I remember when I started my studies in the High School of Music. Everything was really new and amazing, you are in a “freakflutic” atmosphere. Right, there were several people with whom I was amazed and who you have always as a reference.
Some weeks ago we read the interview to Ana Naranjo and this week Franciso López (flutist in Gothenburg Opera, in Sweden) tells us his musical experiences. I hope you enjoy it!
- How did you begin in music?
I remember how I got in the conservatory of Plasencia, my home city. The teacher of music in the school gave me a note to hand over to my mother, in which she said she wanted to see her personally. When I read the note I tried to hide it because I tought that probably I would have done something wrong. I was never known for being a good boy in the school. Finally the note arrived to my mother´s hands and they decided to take to me to do the auditions for the conservatory. My mother told me that the teacher of music was always finding me during the breaks sneaking in the music room and playing all the instruments there were.
You can imagine the rest: I did the audition and I was lucky to be able to choose the instrument I wanted. The one I liked the most was the flute, and I am sure that it was due to the way in which Juanjo Hernández did the demonstration. He was my teacher and the one who did that I really loved the flute.

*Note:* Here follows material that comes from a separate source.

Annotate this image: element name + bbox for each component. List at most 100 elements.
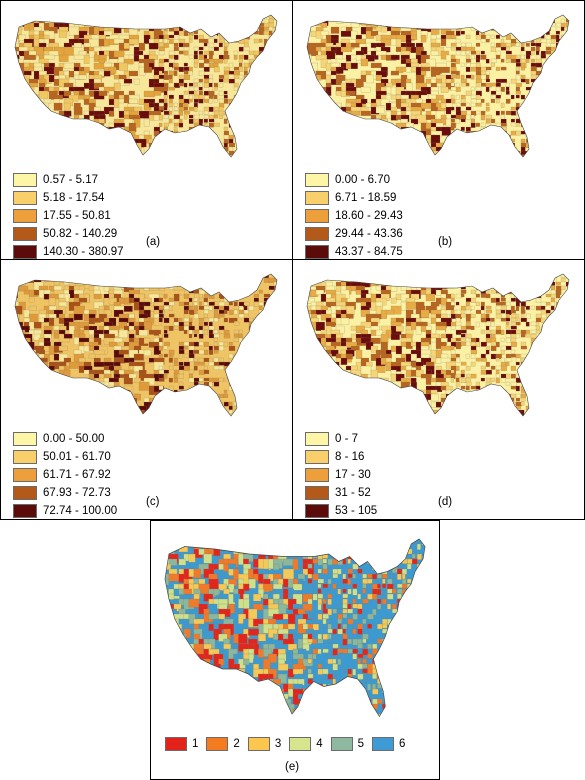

- What’s the most curious thing that has happened to you in your career as musician?
A lot of things more or less curious have happened to me, it´s difficult to remember only one.
When I was playing in the Plasencia Band there was a time in which we had no tuba and I offered myself voluntarily for some months, but I realized soon that tuba was not for me.
There were also a couple of years in which I played in open-air dances in summer with my sister. She sang and I played the keyboard and sometimes the flute. One night, while I was playing the keyboard, one dude climbed the stage and grabbed my flute in order to steal it. I had time to react and nothing happened. But I took not a long time to give up the world of the open-air dances.
During the years in the High School of Music in Zaragoza, I played jotas on a very professional level with the group “Nobleza Baturra” and also something of flamenco with the group “La Querencia”. Both were very enriching experiences.
- How do you see the current musical outlook?
If you mean the musical outlook here in Sweden, I see it marvellously. I think that the swedish society has known how to find a good balance between musical tradition and to adapt to the demands of the current society. The orchestras don´t mind playing in concerts with pop singers, or even playing musicals and taking part in concerts and workshops with children. A month ago we made in Gothenburg Opera a very interesting proyect in which we played the soundtrack of “ Frozen Planet”, a documentary about the wild life in the poles by BBC, and we had a screen behind with the video. It was a big success, so we will repeat it in February. This kind of proyects, without forgetting of course the occidental music tradition, make you find a balance between present and tradition. Of course there are ochestras, such as Gothenburg Symphony, that have a great tradition (more than a century) and they have played with conductors such as Grieg, Sibelius or Nielsen, who take part of the history of occidental music. This kind of orchestra is devoted more profoundly to the traditional clasical repertoire.
Something to keep in mind in Sweden is also that the price of the tickets for this kind of shows is quite affordable for any pocket, due to the fact that most of the price is financed by the swedish government. To see the symphonic orchestra, the student ticket is about two euros, and the normal ticket between ten and thirty. To see an opera costs six euros if you are a student, and the normal ticket can cost from fifteen to fifty euros.
This fact is quite important if you compare it with the reality in concert halls and theatres in Spain, where the average citizen doesn´t get the chance to see the majority of the concerts and operas.
Generally, I think that the spanish tradition of orchestras and operas is quite young and this makes music doesn´t arrive everywhere. There are a lot of people who don´t recognize the instruments of the orchestra yet, and even go to the concerts with total ignorance about what they are going to listen. The musical theatre really helps to touch all the publics and to awaken their interest. It´s easier to reach people telling a good story. Germany is a clear example of what I am talking about. The number of operas is considerably higher than the number of symphonic orchestras. There are very small villages that have a theatre in which they play operas every week.
Clasical music hasn´t left a mark on our society yet, and it´s our duty to teach to listen as much children as adults.
- And finally, some advice for our readers.
I find always hard to give advice….I think that the most important thing in our profession is to learn how to listen to yourself. During our years of degree we listen to our teachers, to professionals, to conductors and even to our classmates saying what is right and what isn´t. It´s posible to learn from everything, but much more important is the time we spend developing our creativity. To trust in our imagination can be sometimes something risky, but music is a way of expression. To find our own expression needs more effort, but I think when you find it you learn to live in a more honest way.